Krause: Ein kleiner Exkurs: Man muss zwischen Pooling-Quote und Besetzungsgrad unterscheiden. Wenn drei Leute gemeinsam buchen, ist ein Fahrzeug mit fünf Plätzen schon recht gut ausgelastet, gilt aber eben als nicht gepoolt, obwohl die Fahrt genauso effizient ist, wie bei drei zusammengelegten Buchungen von Einzelpersonen. Die Pooling-Quote hat auch eine Grenze, da zwei Gruppen mit je drei Personen nicht in einem solchen Fahrzeug zusammengelegt werden können.

Zukunftsnetzwerk ÖPNV: Nochmal zurück zu den Bediengebieten.

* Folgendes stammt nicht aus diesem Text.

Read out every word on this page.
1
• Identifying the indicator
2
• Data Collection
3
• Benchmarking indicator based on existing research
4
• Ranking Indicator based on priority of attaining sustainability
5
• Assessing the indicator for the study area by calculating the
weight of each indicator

Wie sind Sie denn bei der Erweiterung des Bediengebietes vorgegangen?

Krause: Das Wichtigste war, die virtuellen Haltestellen in den Gebieten zu ergänzen, die SSB Flex bisher nicht bedient hatte. Im gesamten Gebiet sind es mittlerweile rund 5.500. Eine weitere Hauptaufgabe war natürlich im Buchungssystem – statt der kleinen Flecken – die gesamte Stadt abzubilden. Aber das ist für den Systemanbieter kein Problem. Wir haben auch Verkehrsnachfragemodellierungsmodelle genutzt, um zu prognostizieren, wie sich das größere Bediengebiet hinsichtlich der Auslastung und der verlagerten Fahrten auswirkt. Allerdings muss man da vorsichtig sein. Solche Systeme sind nur so gut wie die Eingangsdaten. Die Ergebnisse sind daher bei On-Demand-Verkehren nicht so präzise wie beispielsweise bei einer Stadtbahn, weil gerade am Anfang die Erfahrungswerte fehlen.

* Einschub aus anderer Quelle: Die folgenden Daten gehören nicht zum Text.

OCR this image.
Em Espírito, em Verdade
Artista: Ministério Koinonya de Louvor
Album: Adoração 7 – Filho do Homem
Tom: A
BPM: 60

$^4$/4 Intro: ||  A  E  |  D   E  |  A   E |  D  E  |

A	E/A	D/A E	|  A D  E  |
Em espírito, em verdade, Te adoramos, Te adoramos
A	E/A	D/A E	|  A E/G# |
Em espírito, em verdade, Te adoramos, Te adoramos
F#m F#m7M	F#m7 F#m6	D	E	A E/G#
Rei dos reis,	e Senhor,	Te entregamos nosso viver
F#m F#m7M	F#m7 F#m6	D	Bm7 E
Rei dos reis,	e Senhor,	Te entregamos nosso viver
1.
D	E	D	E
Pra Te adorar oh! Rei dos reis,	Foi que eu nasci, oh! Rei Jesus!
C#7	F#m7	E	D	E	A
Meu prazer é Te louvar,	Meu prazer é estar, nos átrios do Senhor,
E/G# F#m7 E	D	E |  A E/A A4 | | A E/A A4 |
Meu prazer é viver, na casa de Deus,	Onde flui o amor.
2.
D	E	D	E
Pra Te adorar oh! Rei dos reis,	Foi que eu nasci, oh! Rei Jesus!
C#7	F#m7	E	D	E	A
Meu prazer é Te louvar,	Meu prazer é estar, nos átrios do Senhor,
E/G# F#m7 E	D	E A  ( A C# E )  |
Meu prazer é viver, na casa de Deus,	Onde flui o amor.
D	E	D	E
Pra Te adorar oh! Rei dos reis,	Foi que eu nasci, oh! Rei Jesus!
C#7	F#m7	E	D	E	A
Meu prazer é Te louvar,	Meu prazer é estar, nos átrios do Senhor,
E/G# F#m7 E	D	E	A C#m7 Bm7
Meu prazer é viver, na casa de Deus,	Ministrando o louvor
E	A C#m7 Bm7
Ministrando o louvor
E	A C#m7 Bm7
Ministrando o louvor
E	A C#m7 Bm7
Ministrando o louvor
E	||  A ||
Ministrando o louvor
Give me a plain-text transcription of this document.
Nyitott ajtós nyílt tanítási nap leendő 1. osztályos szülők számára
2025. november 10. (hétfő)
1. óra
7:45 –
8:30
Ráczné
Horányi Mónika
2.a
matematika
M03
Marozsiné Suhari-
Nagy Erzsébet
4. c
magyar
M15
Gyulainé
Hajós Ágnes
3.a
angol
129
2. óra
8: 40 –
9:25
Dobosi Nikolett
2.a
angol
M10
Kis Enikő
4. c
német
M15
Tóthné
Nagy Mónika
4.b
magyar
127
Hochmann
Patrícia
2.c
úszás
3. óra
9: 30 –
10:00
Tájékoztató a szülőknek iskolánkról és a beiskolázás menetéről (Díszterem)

Zukunftsnetzwerk ÖPNV: Der Bedarfsverkehr in den Erprobungsgebieten Stuttgart Süd, Degerloch, Vaihingen und Möhringen wird auch tagsüber fahren. Welche Gründe hat diese Entscheidung und was erhoffen Sie sich davon?

Krause: Der Impuls kam vom Gemeinderat der Stadt Stuttgart. Stuttgart ist sehr gut mit Bussen und Bahnen erschlossen. Ein Gutachten aus dem Jahr 2021, in dem das beauftragte Ingenieurbüro nach sehr feinräumigen Erschließungskriterien bewertet hat, etwa Topografie und Erreichbarkeit von Haltestellen für Fußgänger, hat einzelne Defizitgebiete identifiziert. Daher hat der Gemeinderat uns den Auftrag erteilt, ein Konzept zu entwickeln, wie man diese besser erschließen kann. Wir haben deshalb in Stammheim vor anderthalb Jahren einen Ortsbus eingeführt. Es ist aber auch wichtig, unterschiedlichen Ansätze zu testen, bevor man entscheidet, in jedem Stadtgebiet alle halbe Stunde einen oft leeren Ortsbus kreiseln zu lassen. Daher haben wir vier Stadtbezirke zusammengefasst, um dort SSB Flex tagsüber nach Bedarf fahren zu lassen. Es geht darum, Erfahrungen zu sammeln und unterschiedliche Ansätze zu erproben, zu evaluieren und zu bewerten.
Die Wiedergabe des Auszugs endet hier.